There were no significant differences between the groups in regards to barriers to eating low-fat foods, self-efficacy for sugar reduction in recipes, exercise and portion size and fruit intake behavior change, or stage of change for exercise behavior. Goal setting may have a differential effect on nutrition behavior outcomes, such that not all behaviors will respond the same to goal setting (Cullen, Zakeri, Pryer, Baranowski, Baranowski, & Watson, 2004). Because the participants determined their own goals, it is also likely they did not choose goals for each behavior or measure.

Nutrition interventions have differing effects (e.g., less effective) based on ethnicity and socio-economic status and therefore warrant the customizing of programs for the intended audience (Oldroyd, Burns, Lucas, Haikerwal, & Waters, 2007). Few published studies compare goal setting with nutrition or physical activity outcomes (Shilts, 2004). Fewer studies specifically address nutrition-related goal-setting behavior outcomes in programs tailored to specific ethnic groups (Pérez-Escamilla, Hromi-Fielder, Vega-López, Bermúdez-Millán, & Segura-Pérez, 2008). The study reported here addresses both gaps in the literature by reporting the outcomes of goal setting in a nutrition and physical activity program tailored toward African Americans and Latinos.
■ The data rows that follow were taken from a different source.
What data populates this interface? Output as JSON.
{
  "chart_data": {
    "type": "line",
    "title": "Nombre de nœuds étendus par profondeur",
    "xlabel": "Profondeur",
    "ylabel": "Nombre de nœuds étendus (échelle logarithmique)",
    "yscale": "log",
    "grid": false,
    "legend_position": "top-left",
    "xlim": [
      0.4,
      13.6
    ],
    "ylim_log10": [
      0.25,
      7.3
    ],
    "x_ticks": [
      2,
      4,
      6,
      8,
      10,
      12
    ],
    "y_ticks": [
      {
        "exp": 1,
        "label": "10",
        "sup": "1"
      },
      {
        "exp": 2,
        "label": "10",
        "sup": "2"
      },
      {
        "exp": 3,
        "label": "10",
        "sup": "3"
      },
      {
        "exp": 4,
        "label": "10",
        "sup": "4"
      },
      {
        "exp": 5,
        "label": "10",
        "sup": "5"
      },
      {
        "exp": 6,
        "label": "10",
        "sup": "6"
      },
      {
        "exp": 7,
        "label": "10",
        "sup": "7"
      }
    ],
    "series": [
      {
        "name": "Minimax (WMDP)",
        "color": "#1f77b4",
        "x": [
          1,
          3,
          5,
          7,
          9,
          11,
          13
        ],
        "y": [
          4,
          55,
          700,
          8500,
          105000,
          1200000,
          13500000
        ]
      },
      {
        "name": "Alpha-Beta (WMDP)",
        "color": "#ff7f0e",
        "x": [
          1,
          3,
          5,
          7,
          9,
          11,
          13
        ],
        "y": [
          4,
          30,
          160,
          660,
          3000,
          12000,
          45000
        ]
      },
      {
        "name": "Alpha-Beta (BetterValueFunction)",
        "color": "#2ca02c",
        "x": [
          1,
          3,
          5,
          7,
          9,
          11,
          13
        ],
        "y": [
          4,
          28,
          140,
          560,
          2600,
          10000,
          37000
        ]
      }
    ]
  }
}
Goal setting is one technique used in a Learner-Centered approach to teaching as well as one aspect of the Social Learning Theory (Perry, Baranowski, & Parcel, 1990; Kaiser, McMurdo, & Joy, 2007). Extension educators have many tasks and challenges when delivering programs to the public and may or may not include successful, yet time-consuming Learner-Centered techniques (e.g., goal-setting, group activities) due to the many challenges they face (Kaiser et al., 2007; Beneveti, Jayaratne, & Jones, 2009 ). However, if goal setting is added to or included in the curriculum when appropriate and/or made easier for educators to implement, it may prove to improve the outcomes of many extension programs.
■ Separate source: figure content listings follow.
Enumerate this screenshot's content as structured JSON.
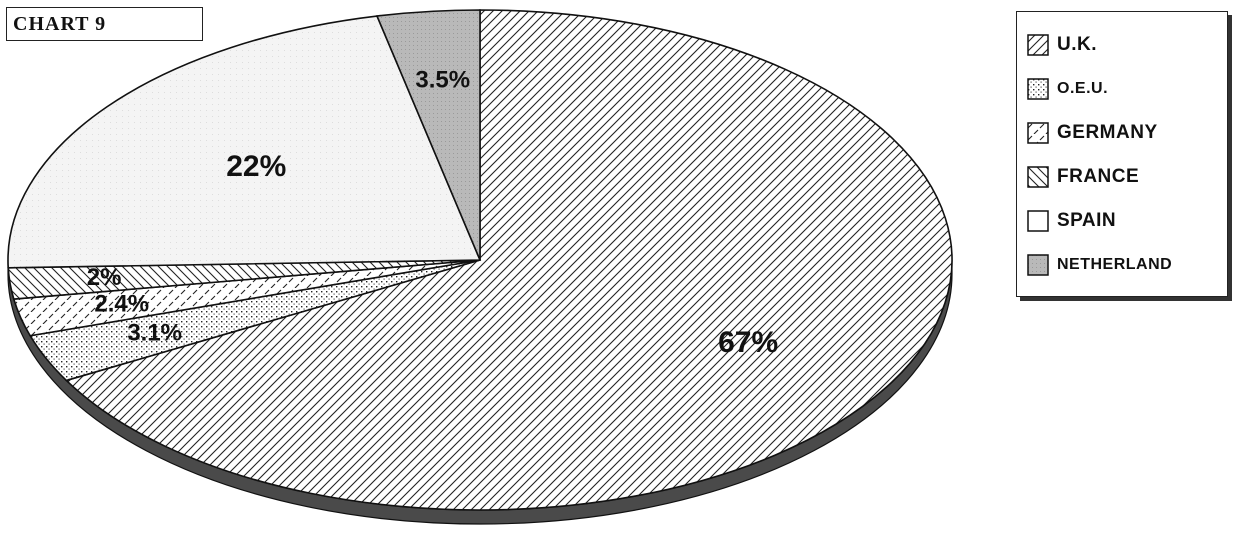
{
  "chart_data": {
    "type": "pie",
    "title": "CHART 9",
    "slices": [
      {
        "name": "U.K.",
        "value": 67,
        "label": "67%",
        "pattern": "diag-fwd"
      },
      {
        "name": "O.E.U.",
        "value": 3.1,
        "label": "3.1%",
        "pattern": "dots"
      },
      {
        "name": "GERMANY",
        "value": 2.4,
        "label": "2.4%",
        "pattern": "dashes"
      },
      {
        "name": "FRANCE",
        "value": 2,
        "label": "2%",
        "pattern": "diag-back"
      },
      {
        "name": "SPAIN",
        "value": 22,
        "label": "22%",
        "pattern": "light"
      },
      {
        "name": "NETHERLAND",
        "value": 3.5,
        "label": "3.5%",
        "pattern": "gray"
      }
    ],
    "legend": {
      "placement": "right"
    },
    "style": "3d-oval"
  },
  "colors": {
    "ink": "#111111",
    "netherland_fill": "#b9b9b9",
    "spain_fill": "#f3f3f3",
    "shadow": "#4a4a4a"
  }
}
The study reported here, while promising, resulted in few significant results and has some limitations. The small sample size of 15 and 16 people per group greatly increased the differences needed to produce significant results. More significant differences may have been realized had the total sample size been larger than 31. Also, the length of the study was likely too short in duration to produce multiple behavior changes and therefore decreased the likely hood of identifying differences in outcomes between groups. Many lifestyle intervention programs are 3 to 6 months in duration.
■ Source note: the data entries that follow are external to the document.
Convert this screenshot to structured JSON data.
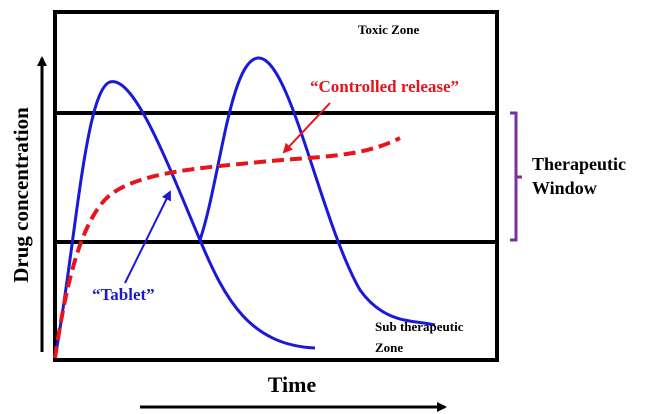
{
  "zones": {
    "toxic": "Toxic Zone",
    "sub_line1": "Sub therapeutic",
    "sub_line2": "Zone"
  },
  "labels": {
    "controlled": "“Controlled release”",
    "tablet": "“Tablet”"
  },
  "window": {
    "line1": "Therapeutic",
    "line2": "Window"
  },
  "axes": {
    "y": "Drug concentration",
    "x": "Time"
  }
}
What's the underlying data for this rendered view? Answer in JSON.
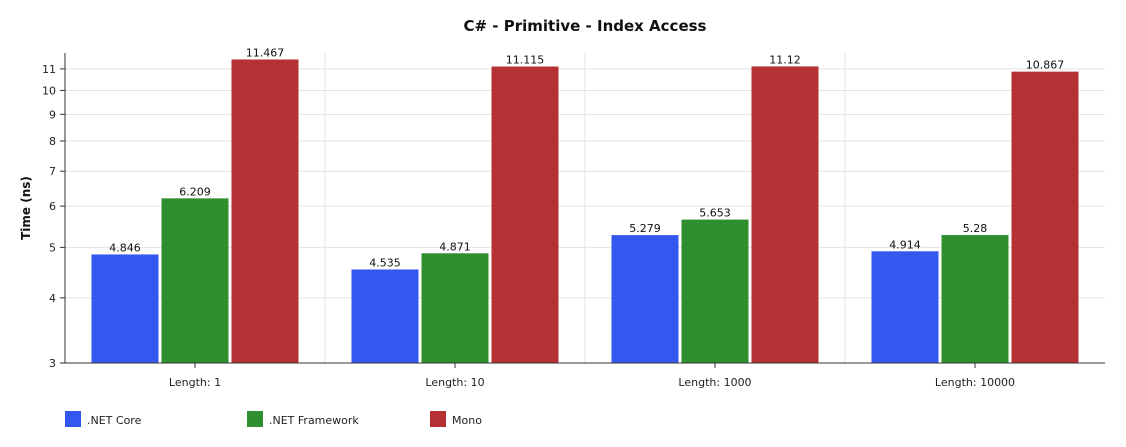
{
  "chart_data": {
    "type": "bar",
    "title": "C# - Primitive -  Index Access",
    "xlabel": "",
    "ylabel": "Time (ns)",
    "y_scale": "log",
    "ylim": [
      3,
      11.8
    ],
    "y_ticks": [
      3,
      4,
      5,
      6,
      7,
      8,
      9,
      10,
      11
    ],
    "grid": true,
    "legend_position": "bottom-left",
    "categories": [
      "Length: 1",
      "Length: 10",
      "Length: 1000",
      "Length: 10000"
    ],
    "series": [
      {
        "name": ".NET Core",
        "color": "#3457f0",
        "values": [
          4.846,
          4.535,
          5.279,
          4.914
        ],
        "labels": [
          "4.846",
          "4.535",
          "5.279",
          "4.914"
        ]
      },
      {
        "name": ".NET Framework",
        "color": "#2f8f2f",
        "values": [
          6.209,
          4.871,
          5.653,
          5.28
        ],
        "labels": [
          "6.209",
          "4.871",
          "5.653",
          "5.28"
        ]
      },
      {
        "name": "Mono",
        "color": "#b53133",
        "values": [
          11.467,
          11.115,
          11.12,
          10.867
        ],
        "labels": [
          "11.467",
          "11.115",
          "11.12",
          "10.867"
        ]
      }
    ]
  }
}
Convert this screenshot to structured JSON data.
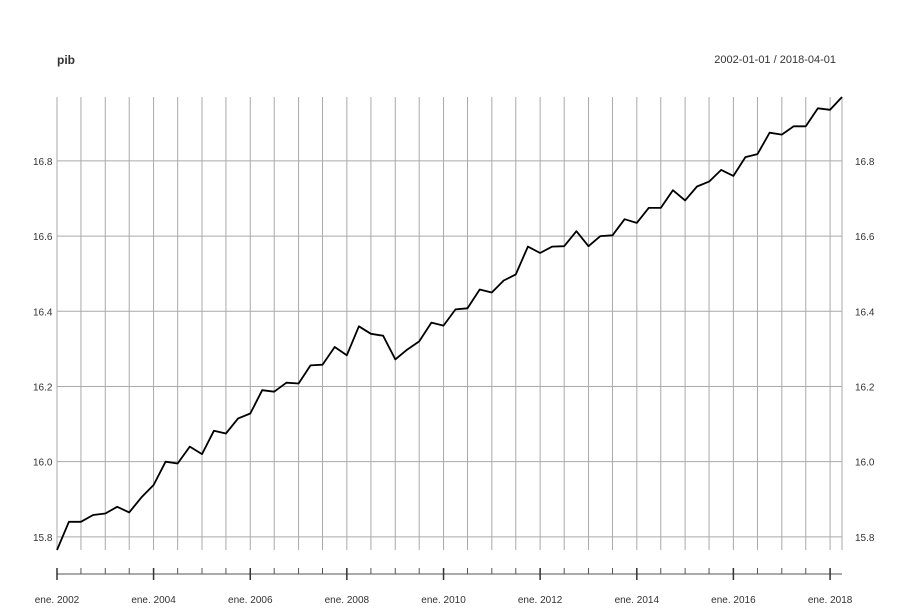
{
  "chart_data": {
    "type": "line",
    "title": "pib",
    "date_range": "2002-01-01 / 2018-04-01",
    "xlabel": "",
    "ylabel": "",
    "x_start": "2002-01-01",
    "x_end": "2018-04-01",
    "ylim": [
      15.765,
      16.97
    ],
    "grid": true,
    "y_ticks": [
      15.8,
      16.0,
      16.2,
      16.4,
      16.6,
      16.8
    ],
    "y_tick_labels": [
      "15.8",
      "16.0",
      "16.2",
      "16.4",
      "16.6",
      "16.8"
    ],
    "x_tick_dates": [
      "2002-01-01",
      "2004-01-01",
      "2006-01-01",
      "2008-01-01",
      "2010-01-01",
      "2012-01-01",
      "2014-01-01",
      "2016-01-01",
      "2018-01-01"
    ],
    "x_tick_labels": [
      "ene. 2002",
      "ene. 2004",
      "ene. 2006",
      "ene. 2008",
      "ene. 2010",
      "ene. 2012",
      "ene. 2014",
      "ene. 2016",
      "ene. 2018"
    ],
    "series": [
      {
        "color": "#000000",
        "x": [
          "2002-01-01",
          "2002-04-01",
          "2002-07-01",
          "2002-10-01",
          "2003-01-01",
          "2003-04-01",
          "2003-07-01",
          "2003-10-01",
          "2004-01-01",
          "2004-04-01",
          "2004-07-01",
          "2004-10-01",
          "2005-01-01",
          "2005-04-01",
          "2005-07-01",
          "2005-10-01",
          "2006-01-01",
          "2006-04-01",
          "2006-07-01",
          "2006-10-01",
          "2007-01-01",
          "2007-04-01",
          "2007-07-01",
          "2007-10-01",
          "2008-01-01",
          "2008-04-01",
          "2008-07-01",
          "2008-10-01",
          "2009-01-01",
          "2009-04-01",
          "2009-07-01",
          "2009-10-01",
          "2010-01-01",
          "2010-04-01",
          "2010-07-01",
          "2010-10-01",
          "2011-01-01",
          "2011-04-01",
          "2011-07-01",
          "2011-10-01",
          "2012-01-01",
          "2012-04-01",
          "2012-07-01",
          "2012-10-01",
          "2013-01-01",
          "2013-04-01",
          "2013-07-01",
          "2013-10-01",
          "2014-01-01",
          "2014-04-01",
          "2014-07-01",
          "2014-10-01",
          "2015-01-01",
          "2015-04-01",
          "2015-07-01",
          "2015-10-01",
          "2016-01-01",
          "2016-04-01",
          "2016-07-01",
          "2016-10-01",
          "2017-01-01",
          "2017-04-01",
          "2017-07-01",
          "2017-10-01",
          "2018-01-01",
          "2018-04-01"
        ],
        "y": [
          15.765,
          15.84,
          15.84,
          15.858,
          15.862,
          15.88,
          15.865,
          15.905,
          15.938,
          16.0,
          15.995,
          16.04,
          16.02,
          16.082,
          16.075,
          16.115,
          16.128,
          16.19,
          16.186,
          16.21,
          16.208,
          16.256,
          16.258,
          16.305,
          16.283,
          16.36,
          16.34,
          16.335,
          16.272,
          16.298,
          16.32,
          16.37,
          16.362,
          16.405,
          16.408,
          16.458,
          16.45,
          16.482,
          16.498,
          16.572,
          16.555,
          16.572,
          16.573,
          16.613,
          16.573,
          16.6,
          16.602,
          16.645,
          16.635,
          16.675,
          16.675,
          16.722,
          16.695,
          16.732,
          16.745,
          16.776,
          16.76,
          16.81,
          16.818,
          16.875,
          16.87,
          16.892,
          16.892,
          16.94,
          16.936,
          16.97
        ]
      }
    ]
  }
}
In conclusion, the results of the pilot study found that adding a goal-setting activity to the Healthy Rewards program did improve participant outcomes. While the significant findings were limited, the study does add to the sparse body of literature describing the research of goal setting in nutrition and physical activity Extension-based programs designed for African Americans and Latinos.


We gratefully acknowledge the support for this work. Financial support for the work included a Core Issues grant from the University of California Agriculture and Natural Resources, which augmented program delivery funds made possible through the Food Stamp Nutrition Education Program. We also extend our gratitude to our instructors, Georgia Hall, Nancie Lippitt, and Tammy Mc Murdo.